Reporter: Arfyana Citra Rahayu | Editor: Handoyo .
KONTAN.CO.ID - JAKARTA. PT PLN saat ini dalam proses meningkatkan (upgrade) teknologi di bagian Control Center supaya siap menampung dan mengakomodir listrik hijau dari pembangkit energi baru terbarukan (EBT).
General Manager Unit Induk Pusat Pengatur Beban Jawa, Madura, dan Bali (UIP2B Jamali), Munawwar Furqan menjelaskan, dalam beberapa waktu ke depan sistem Jawa-Bali akan kedatangan listrik hijau dari beberapa pembangkit EBT.
Pada 27 Oktober 2023 mendatang, PLTS Terapung Cirata berkapasitas 145 Megawatt (MW) atau yang disebut-sebut sebagai PLTS Terapung terbesar di Asia Tenggara akan segera beroperasi. Tidak lama setelahnya, ada juga PLTS di Bali berkapasitas 2x50 MW.
Baca Juga: Pemerintah Dorong Percepatan Pemanfaatan Sumber Energi Terbarukkan
“Di sistem Jawa-Bali kami memperbaiki control center kami yang sudah obsolete atau teknologinya ketinggalan jadi tidak bisa cover masuknya energi terbarukan. Maka kami upgrade ke depan bisa mengakomodir PLTB, PLTS Battery Storage dengan sistem yang jauh lebih canggih ke depan,” jelasnya dalam acara Indonesia Energy Transition Dialogue 2023 di Jakarta, Selasa (19/9).
Munawwaar mengatakan, proses pemutakhiran teknologi di control center sedang berlangsung saat ini. Dia menjelaskan lebih lanjut, melalui upaya upgrade teknologi PLN akan mengoperasikan smart control center yang bisa mengakomodir variable renewable energy (VRE) ke depan jauh lebih baik.
“Jadi semakin banyak VRE yang masuk ke sistem Jawa Bali, kami sudah siap,” ujarnya.
Menurutnya, salah satu yang terpenting untuk meningkatkan pemanfaatan energi baru terbarukan di dalam negeri ialah prakiraan (forecasting) cuaca. Dengan begini, pasokan listrik dari pembangkit intermiten bisa terlihat dan PLN dapat menyiapkan cadangan dari sistem ketenaglistrikan yang sudah ada.

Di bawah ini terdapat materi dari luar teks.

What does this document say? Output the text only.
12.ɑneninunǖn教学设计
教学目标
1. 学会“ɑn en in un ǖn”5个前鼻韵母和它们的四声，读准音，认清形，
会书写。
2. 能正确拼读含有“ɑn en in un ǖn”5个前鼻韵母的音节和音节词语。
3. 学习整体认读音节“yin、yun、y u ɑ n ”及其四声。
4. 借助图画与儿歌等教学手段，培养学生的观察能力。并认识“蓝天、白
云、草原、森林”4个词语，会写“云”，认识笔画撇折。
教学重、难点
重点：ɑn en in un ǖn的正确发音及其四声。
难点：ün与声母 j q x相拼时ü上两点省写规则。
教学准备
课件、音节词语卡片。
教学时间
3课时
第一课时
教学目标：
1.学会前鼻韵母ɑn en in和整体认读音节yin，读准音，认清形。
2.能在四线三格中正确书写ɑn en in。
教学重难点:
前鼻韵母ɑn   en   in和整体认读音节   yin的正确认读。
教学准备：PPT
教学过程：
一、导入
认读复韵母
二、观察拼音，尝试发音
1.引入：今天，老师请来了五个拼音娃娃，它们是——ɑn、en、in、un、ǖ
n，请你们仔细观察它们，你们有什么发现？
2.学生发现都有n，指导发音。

“Semakin sering data di-update ke forecaster, maka data semakin akurat,” terangnya.
Baca Juga: Molor Lagi, Revisi Permen PLTS Atap Terganjal Proses Ini
Manajer Program Transformasi Energi Institute for Essential Services Reform (IESR), Deon Arinaldo menjelaskan, sebaiknya Indonesia melakukan inventarisasi untuk mendapatkan data forecast itu sendiri.
“Misalnya lembaga yang melakukan prakiraan cuaca (weather forecast) kita sudah ada BMKG tetapi seberapa besar kerja samanya ini yang harus di-expand. Bisa nanti dikerjasamakan dengan PLN atau third party lainnya,” ujarnya dalam kesempatan yang sama.
Menurutnya, Indonesia perlu mengembangkan basis data cuaca meski hanya memiliki dua musim, hujan dan kemarau.
Faktor cuaca sangat berpengaruh pada pembangkit hijau yang mengandalkan sumber daya alam (SDA) seperti matahari. Meski di musim kemarau cuaca panas, tetapi perbedaan kondisi awan di tiap-tiap pulau berbeda dan performa pembangkit bisa ikut berubah.